Costa Book Awards: 2015 shortlists announced
- Published
A thriller about an abducted child and a biography of Lewis Carroll's Alice character are among the 20 titles up for this year's Costa Book Awards.
The nominated books are divided into five categories: novel, first novel, biography, poetry and children's book.
The category winners will be announced on 4 January, with the overall book of the year revealed on 26 January.
Kate Atkinson, who won the award in 1995 when it was called the Whitbread Prize, is also in the running.
Atkinson's A God in Ruins is nominated for the novel award, alongside Anne Enright's Booker-longlisted The Green Road.
The awards are open to authors based in the UK and Ireland and are worth £3,000 to each of the five category winners.
The winner of the overall prize, awarded last January to Helen Macdonald's memoir H is for Hawk, receives £30,000.
COSTA BOOK AWARDS 2015 SHORTLISTS
2015 Costa Novel Award shortlist
Kate Atkinson for A God in Ruins (Doubleday)
Anne Enright The Green Road (Jonathan Cape)
Patrick Gale for A Place Called Winter (Tinder Press)
Melissa Harrison for At Hawthorn Time (Bloomsbury)
2015 Costa First Novel Award shortlist
Sara Baume for Spill Simmer Falter Wither (Windmill Books)
Kate Hamer for The Girl in the Red Coat (Faber & Faber)
Andrew Michael Hurley for The Loney (John Murray)
Tasha Kavanagh for Things We Have in Common (Canongate)
2015 Costa Biography Award shortlist
Robert Douglas-Fairhurst for The Story of Alice: Lewis Carroll and the Secret History of Wonderland (Harvill Secker)
Thomas Harding for The House by the Lake (William Heinemann)
Ruth Scurr for John Aubrey: My Own Life (Chatto & Windus)
Andrea Wulf for The Invention of Nature: The Adventures of Alexander Humboldt, the Lost Hero of Science (John Murray)
2015 Costa Poetry Award shortlist
Andrew McMillan for Physical (Jonathan Cape)

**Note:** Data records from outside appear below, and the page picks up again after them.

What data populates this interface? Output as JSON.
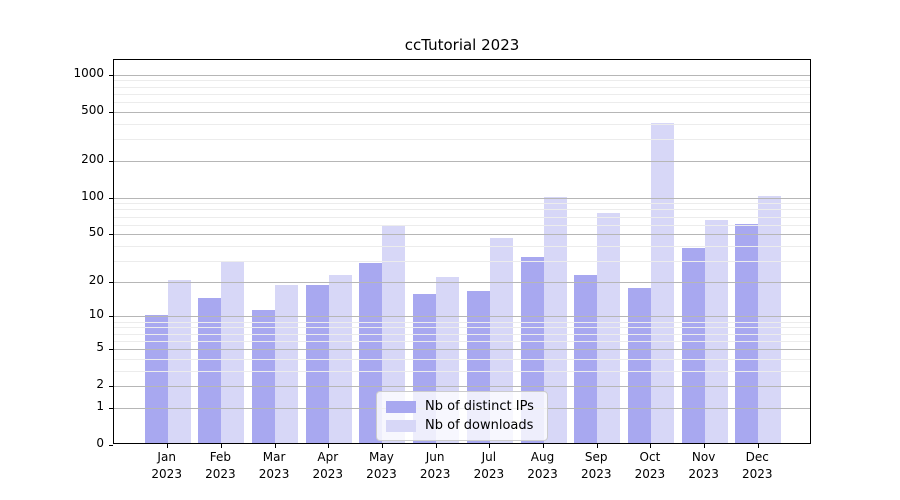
{
  "figure": {
    "title": "ccTutorial 2023",
    "background": "#ffffff"
  },
  "chart_data": {
    "type": "bar",
    "title": "ccTutorial 2023",
    "xlabel": "",
    "ylabel": "",
    "yscale": "log10(value+1)",
    "ylim": [
      0,
      1280
    ],
    "grid": "major and minor horizontal gridlines, drawn above bars",
    "legend_position": "lower center inside plot",
    "x_labels": [
      {
        "month": "Jan",
        "year": "2023"
      },
      {
        "month": "Feb",
        "year": "2023"
      },
      {
        "month": "Mar",
        "year": "2023"
      },
      {
        "month": "Apr",
        "year": "2023"
      },
      {
        "month": "May",
        "year": "2023"
      },
      {
        "month": "Jun",
        "year": "2023"
      },
      {
        "month": "Jul",
        "year": "2023"
      },
      {
        "month": "Aug",
        "year": "2023"
      },
      {
        "month": "Sep",
        "year": "2023"
      },
      {
        "month": "Oct",
        "year": "2023"
      },
      {
        "month": "Nov",
        "year": "2023"
      },
      {
        "month": "Dec",
        "year": "2023"
      }
    ],
    "yticks": [
      {
        "value": 0,
        "label": "0"
      },
      {
        "value": 1,
        "label": "1"
      },
      {
        "value": 2,
        "label": "2"
      },
      {
        "value": 5,
        "label": "5"
      },
      {
        "value": 10,
        "label": "10"
      },
      {
        "value": 20,
        "label": "20"
      },
      {
        "value": 50,
        "label": "50"
      },
      {
        "value": 100,
        "label": "100"
      },
      {
        "value": 200,
        "label": "200"
      },
      {
        "value": 500,
        "label": "500"
      },
      {
        "value": 1000,
        "label": "1000"
      }
    ],
    "series": [
      {
        "name": "Nb of distinct IPs",
        "color": "#a8a8f0",
        "values": [
          10,
          14,
          11,
          18,
          28,
          15,
          16,
          31,
          22,
          17,
          37,
          59
        ]
      },
      {
        "name": "Nb of downloads",
        "color": "#d7d7f7",
        "values": [
          20,
          29,
          18,
          22,
          57,
          21,
          45,
          97,
          72,
          390,
          63,
          100
        ]
      }
    ],
    "colors": {
      "grid_major": "#b6b6b6",
      "grid_minor": "#ececec",
      "axis": "#000000",
      "legend_border": "#cccccc",
      "legend_background": "rgba(255,255,255,0.8)"
    }
  }
}
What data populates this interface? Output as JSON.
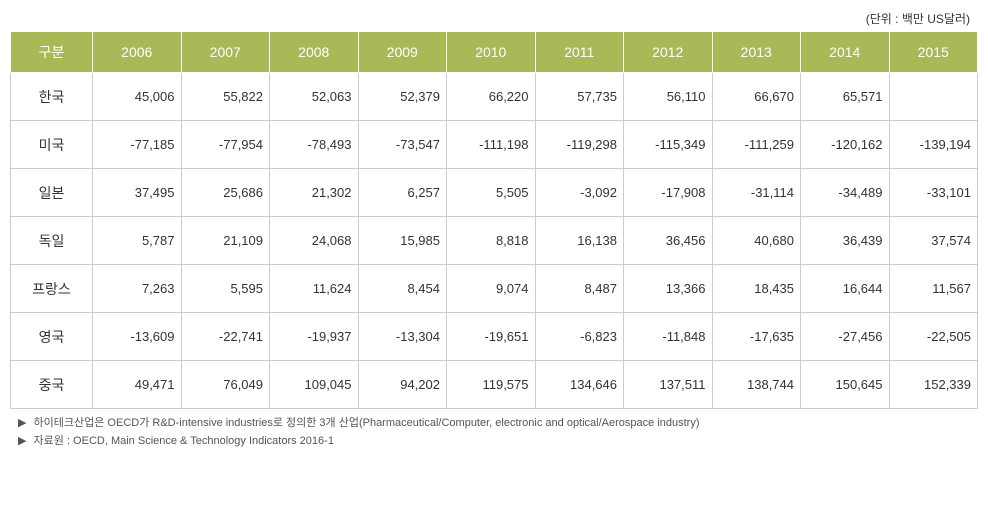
{
  "unit_label": "(단위 : 백만 US달러)",
  "table": {
    "columns": [
      "구분",
      "2006",
      "2007",
      "2008",
      "2009",
      "2010",
      "2011",
      "2012",
      "2013",
      "2014",
      "2015"
    ],
    "rows": [
      {
        "label": "한국",
        "values": [
          "45,006",
          "55,822",
          "52,063",
          "52,379",
          "66,220",
          "57,735",
          "56,110",
          "66,670",
          "65,571",
          ""
        ]
      },
      {
        "label": "미국",
        "values": [
          "-77,185",
          "-77,954",
          "-78,493",
          "-73,547",
          "-111,198",
          "-119,298",
          "-115,349",
          "-111,259",
          "-120,162",
          "-139,194"
        ]
      },
      {
        "label": "일본",
        "values": [
          "37,495",
          "25,686",
          "21,302",
          "6,257",
          "5,505",
          "-3,092",
          "-17,908",
          "-31,114",
          "-34,489",
          "-33,101"
        ]
      },
      {
        "label": "독일",
        "values": [
          "5,787",
          "21,109",
          "24,068",
          "15,985",
          "8,818",
          "16,138",
          "36,456",
          "40,680",
          "36,439",
          "37,574"
        ]
      },
      {
        "label": "프랑스",
        "values": [
          "7,263",
          "5,595",
          "11,624",
          "8,454",
          "9,074",
          "8,487",
          "13,366",
          "18,435",
          "16,644",
          "11,567"
        ]
      },
      {
        "label": "영국",
        "values": [
          "-13,609",
          "-22,741",
          "-19,937",
          "-13,304",
          "-19,651",
          "-6,823",
          "-11,848",
          "-17,635",
          "-27,456",
          "-22,505"
        ]
      },
      {
        "label": "중국",
        "values": [
          "49,471",
          "76,049",
          "109,045",
          "94,202",
          "119,575",
          "134,646",
          "137,511",
          "138,744",
          "150,645",
          "152,339"
        ]
      }
    ],
    "header_bg_color": "#a9b958",
    "header_text_color": "#ffffff",
    "border_color": "#cccccc",
    "cell_text_color": "#333333",
    "background_color": "#ffffff",
    "label_fontsize": 14,
    "value_fontsize": 13
  },
  "footnotes": [
    "하이테크산업은 OECD가 R&D-intensive industries로 정의한 3개 산업(Pharmaceutical/Computer, electronic and optical/Aerospace industry)",
    "자료원 : OECD, Main Science & Technology Indicators 2016-1"
  ],
  "footnote_marker": "▶"
}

Kate Miller for The Observances (Carcanet)
Don Paterson for 40 Sonnets (Faber & Faber)
Neil Rollinson for Talking Dead (Jonathan Cape)
2015 Costa Children's Book Award shortlist
Frances Hardinge for The Lie Tree (Macmillan Children's Books)
Hayley Long for Sophie Someone (Hot Key Books)
Sally Nicholls for An Island of Our Own (Scholastic)
Andrew Norriss for Jessica's Ghost (David Fickling Books)
The Girl in the Red Coat, Kate Hamer's thriller about a kidnapped young girl, is one of two thrillers in contention for the first novel award.
The other is The Loney by Andrew Michael Hurley, a debut novel that had a first print run of just 300 copies.
The other first novel nominees are Spill Simmer Falter Wither by Sara Baume and Things We Have in Common by Tasha Kavanagh.
The latter, a former film editor who worked on such films as Twelve Monkeys and The Talented Mr Ripley, has published several children's books under her maiden name, Tasha Pym.
Andrew McMillan, Kate Miller, Don Paterson and Neil Rollinson are the four poets shortlisted for the Costa poetry prize.
No poet has won the overall book of the year award since the late Seamus Heaney was named the recipient of the 1999 prize.
The Story of Alice, Robert Douglas-Fairhurst's exploration of Lewis Carroll through the adventures of his most famous creation, is up for the biography prize.
It is shortlisted alongside books about 17th Century antiquarian John Aubrey, the Prussian explorer Alexander von Humboldt, and a house in Germany that was lived in by five different families.
Andrew Norriss, who won the 1997 Whitbread children's book award, is nominated for the Costa equivalent for his latest work, Jessica's Ghost.
He is the only male on a category shortlist completed by children's authors Frances Hardinge, Hayley Long and Sally Nicholls.
This year's nominees comprise 12 women and eight men in all, with ages ranging from 27 to 68.
"The quality and breadth of talent and writing in this year's lists is staggering," said Christopher Rogers, Costa's managing director.
Novelist Louise Doughty, writer Matt Haig and journalist Penny Junor are among the individual category judges.
Speaking on Radio 4's Front Row on Tuesday, literary critic Alex Clark tipped Enright - the first Laureate for Irish Fiction - to be overall winner of the 2015 prize.